Kinderfreibetrag: Wichtige Änderung in Sicht!

Geplante und verabschiedete Steuergesetze haben meistens „sprechende Namen“ – der interessierte Beobachter weiß also, worum es geht. Zumindest sollte es so sein. Dagegen sind steuerliche Änderungen, die sich in „artfremden“ Gesetzen befinden, manchmal äußerst schwierig zu entdecken. Mit dieser ­– vielleicht etwas holperigen ­– Einleitung möchte ich das Augenmerk auf den „Entwurf eines Gesetzes gegen illegale Beschäftigung und Sozialleistungsmissbrauch“ lenken. Hier gibt es nämlich – äußerst aktuell – eine Beschlussempfehlung und einen Bericht des Finanzausschusses (7. Ausschuss), die den Kinderfreibetrag und damit eine steuerliche Regelung betreffen! Zum Hintergrund:

Es gibt zahlreiche Fälle, in denen die kindbedingten Vergünstigungen nicht gewährt werden, weil zwar ein anzurechnender „Anspruch“ auf Kindergeld besteht, dieses de facto aber nicht beantragt bzw. gezahlt wurde.
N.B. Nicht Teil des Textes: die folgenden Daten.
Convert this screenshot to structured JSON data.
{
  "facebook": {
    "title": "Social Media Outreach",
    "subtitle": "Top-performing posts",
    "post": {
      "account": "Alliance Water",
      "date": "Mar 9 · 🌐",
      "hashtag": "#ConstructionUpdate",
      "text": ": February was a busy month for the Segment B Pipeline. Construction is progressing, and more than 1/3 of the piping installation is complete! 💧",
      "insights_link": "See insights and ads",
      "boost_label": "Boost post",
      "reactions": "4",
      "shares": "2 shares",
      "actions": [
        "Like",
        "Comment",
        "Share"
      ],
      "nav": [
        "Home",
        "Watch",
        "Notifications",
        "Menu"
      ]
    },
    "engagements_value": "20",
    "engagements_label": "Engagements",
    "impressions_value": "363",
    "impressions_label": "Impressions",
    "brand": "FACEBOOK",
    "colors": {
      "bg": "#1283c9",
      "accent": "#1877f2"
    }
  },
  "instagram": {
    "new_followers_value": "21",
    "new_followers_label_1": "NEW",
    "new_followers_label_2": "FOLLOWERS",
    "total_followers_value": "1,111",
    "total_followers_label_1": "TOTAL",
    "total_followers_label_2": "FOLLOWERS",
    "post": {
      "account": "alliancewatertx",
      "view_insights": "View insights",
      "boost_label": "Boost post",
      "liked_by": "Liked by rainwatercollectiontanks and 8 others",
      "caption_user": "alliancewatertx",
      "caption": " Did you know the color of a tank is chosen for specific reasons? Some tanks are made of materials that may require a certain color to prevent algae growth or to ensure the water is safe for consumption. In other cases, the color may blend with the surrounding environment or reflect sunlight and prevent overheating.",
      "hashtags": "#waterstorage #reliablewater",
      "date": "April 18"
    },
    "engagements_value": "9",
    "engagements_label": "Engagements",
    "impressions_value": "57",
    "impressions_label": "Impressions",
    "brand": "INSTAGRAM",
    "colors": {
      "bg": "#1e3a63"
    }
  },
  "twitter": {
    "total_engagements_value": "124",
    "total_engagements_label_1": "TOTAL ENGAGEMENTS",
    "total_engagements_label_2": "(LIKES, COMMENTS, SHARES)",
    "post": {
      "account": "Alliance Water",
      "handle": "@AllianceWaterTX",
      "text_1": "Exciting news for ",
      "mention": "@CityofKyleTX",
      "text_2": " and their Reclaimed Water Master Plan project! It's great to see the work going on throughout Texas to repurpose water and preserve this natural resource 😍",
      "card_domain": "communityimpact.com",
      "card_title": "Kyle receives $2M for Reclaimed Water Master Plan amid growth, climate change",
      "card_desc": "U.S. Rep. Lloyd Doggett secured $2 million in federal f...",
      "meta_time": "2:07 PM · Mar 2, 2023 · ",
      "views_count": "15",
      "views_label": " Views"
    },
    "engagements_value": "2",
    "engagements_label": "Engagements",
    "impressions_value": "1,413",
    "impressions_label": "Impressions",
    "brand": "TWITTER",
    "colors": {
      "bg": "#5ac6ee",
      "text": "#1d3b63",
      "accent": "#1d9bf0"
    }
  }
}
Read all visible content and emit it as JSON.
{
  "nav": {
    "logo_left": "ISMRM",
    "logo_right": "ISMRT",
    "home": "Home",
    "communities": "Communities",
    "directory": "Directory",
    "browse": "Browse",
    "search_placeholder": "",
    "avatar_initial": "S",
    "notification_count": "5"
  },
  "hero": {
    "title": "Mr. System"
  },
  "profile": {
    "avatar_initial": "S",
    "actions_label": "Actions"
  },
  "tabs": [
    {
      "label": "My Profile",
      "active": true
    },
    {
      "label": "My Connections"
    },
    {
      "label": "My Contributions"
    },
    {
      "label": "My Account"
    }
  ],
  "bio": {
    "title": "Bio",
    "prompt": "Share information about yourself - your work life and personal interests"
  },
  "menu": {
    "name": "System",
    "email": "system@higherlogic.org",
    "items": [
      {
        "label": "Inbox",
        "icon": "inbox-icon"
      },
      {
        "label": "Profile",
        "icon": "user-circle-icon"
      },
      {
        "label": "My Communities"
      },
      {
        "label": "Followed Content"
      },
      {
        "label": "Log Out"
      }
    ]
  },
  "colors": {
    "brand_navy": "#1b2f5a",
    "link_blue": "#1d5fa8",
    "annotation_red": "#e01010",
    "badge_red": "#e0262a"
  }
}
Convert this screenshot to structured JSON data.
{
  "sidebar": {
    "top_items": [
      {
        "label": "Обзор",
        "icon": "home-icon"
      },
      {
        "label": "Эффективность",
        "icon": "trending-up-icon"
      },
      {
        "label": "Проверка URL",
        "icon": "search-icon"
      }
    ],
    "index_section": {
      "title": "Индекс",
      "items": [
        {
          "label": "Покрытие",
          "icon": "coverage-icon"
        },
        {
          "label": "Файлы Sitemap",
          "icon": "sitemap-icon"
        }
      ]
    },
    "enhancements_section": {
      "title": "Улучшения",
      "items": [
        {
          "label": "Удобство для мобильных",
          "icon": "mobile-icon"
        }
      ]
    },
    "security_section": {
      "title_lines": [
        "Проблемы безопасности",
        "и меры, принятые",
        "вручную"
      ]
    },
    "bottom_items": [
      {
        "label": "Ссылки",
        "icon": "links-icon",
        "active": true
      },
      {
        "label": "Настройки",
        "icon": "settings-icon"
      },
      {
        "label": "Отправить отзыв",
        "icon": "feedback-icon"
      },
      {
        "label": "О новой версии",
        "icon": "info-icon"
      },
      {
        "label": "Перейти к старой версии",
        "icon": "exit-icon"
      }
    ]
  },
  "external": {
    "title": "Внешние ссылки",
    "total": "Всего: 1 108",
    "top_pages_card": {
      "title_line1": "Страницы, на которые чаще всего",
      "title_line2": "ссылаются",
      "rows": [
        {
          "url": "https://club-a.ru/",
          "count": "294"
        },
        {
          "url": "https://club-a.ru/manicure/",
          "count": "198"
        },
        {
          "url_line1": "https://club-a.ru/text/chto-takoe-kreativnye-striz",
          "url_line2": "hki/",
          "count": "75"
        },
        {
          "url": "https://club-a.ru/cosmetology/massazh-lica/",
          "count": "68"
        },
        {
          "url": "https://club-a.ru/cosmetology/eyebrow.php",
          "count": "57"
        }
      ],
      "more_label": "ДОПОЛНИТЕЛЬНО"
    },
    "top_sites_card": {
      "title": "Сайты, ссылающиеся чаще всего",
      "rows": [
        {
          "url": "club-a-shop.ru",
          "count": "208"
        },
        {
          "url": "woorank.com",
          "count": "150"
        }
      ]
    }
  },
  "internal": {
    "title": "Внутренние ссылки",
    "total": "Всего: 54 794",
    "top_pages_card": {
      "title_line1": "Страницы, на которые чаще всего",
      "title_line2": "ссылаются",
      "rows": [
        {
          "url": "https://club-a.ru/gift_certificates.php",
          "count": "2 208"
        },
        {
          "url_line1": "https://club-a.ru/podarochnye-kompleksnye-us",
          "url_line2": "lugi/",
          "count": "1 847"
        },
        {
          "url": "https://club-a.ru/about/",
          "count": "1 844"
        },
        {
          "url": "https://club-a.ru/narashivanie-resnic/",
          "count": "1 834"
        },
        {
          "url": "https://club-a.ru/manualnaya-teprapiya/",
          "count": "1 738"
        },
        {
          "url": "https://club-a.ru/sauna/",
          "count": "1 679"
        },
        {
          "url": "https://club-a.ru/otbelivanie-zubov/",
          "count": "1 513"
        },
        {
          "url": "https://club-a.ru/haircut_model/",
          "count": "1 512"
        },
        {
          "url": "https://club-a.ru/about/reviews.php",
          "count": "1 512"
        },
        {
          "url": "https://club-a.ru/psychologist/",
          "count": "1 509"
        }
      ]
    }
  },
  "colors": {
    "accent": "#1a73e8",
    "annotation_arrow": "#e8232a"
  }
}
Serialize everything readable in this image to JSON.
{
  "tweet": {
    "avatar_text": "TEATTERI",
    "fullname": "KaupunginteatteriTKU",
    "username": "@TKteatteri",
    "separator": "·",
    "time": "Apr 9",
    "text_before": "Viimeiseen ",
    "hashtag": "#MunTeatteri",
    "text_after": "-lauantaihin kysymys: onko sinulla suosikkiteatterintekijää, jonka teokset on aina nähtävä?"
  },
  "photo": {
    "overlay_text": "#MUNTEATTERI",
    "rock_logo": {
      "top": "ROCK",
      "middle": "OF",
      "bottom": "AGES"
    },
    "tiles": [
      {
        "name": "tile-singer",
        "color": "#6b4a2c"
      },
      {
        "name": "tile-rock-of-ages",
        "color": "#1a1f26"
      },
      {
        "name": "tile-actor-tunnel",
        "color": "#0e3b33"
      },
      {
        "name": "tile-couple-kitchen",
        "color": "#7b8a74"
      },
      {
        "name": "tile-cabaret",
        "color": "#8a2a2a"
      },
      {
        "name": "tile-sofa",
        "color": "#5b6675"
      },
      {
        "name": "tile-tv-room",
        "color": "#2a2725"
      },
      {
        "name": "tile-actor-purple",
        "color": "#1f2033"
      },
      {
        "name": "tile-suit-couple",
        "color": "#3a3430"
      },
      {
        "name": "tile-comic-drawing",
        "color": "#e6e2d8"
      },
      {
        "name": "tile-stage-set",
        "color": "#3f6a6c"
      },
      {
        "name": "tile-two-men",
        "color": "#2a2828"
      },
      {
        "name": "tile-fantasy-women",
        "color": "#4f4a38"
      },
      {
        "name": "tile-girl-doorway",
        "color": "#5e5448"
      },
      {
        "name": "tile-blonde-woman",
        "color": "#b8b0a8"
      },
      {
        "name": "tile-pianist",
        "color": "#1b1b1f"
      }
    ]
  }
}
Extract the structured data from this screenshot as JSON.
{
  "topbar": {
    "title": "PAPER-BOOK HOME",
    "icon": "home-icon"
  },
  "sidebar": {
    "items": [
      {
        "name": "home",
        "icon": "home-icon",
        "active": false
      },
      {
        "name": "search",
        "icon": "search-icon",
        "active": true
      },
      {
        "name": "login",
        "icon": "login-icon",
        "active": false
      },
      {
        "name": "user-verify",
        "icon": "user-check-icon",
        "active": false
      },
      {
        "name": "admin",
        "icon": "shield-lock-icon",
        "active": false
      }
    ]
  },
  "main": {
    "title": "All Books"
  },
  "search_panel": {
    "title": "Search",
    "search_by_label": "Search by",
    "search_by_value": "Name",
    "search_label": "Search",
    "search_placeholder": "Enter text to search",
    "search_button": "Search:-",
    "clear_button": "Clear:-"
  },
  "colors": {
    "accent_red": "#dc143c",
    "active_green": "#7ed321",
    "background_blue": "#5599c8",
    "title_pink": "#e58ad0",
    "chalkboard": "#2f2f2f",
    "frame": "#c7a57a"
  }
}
Da die rückwirkende Auszahlung des Kindergeldes zudem auf sechs Monate begrenzt worden ist, hat die Formulierung „Anspruch auf Kindergeld“ mitunter verheerende Auswirkungen. Anders ausgedrückt: Eltern, die vergessen haben, Kindergeld rechtzeitig zu beantragen, obwohl ihnen dieses zugestanden hätte, gehen nach derzeitiger Rechtslage (auch) bei der Einkommensteuer mehr oder weniger leer aus, da der „Anspruch auf Kindergeld“ angerechnet wird. Dadurch wird letztlich das Existenzminimum der Kinder besteuert.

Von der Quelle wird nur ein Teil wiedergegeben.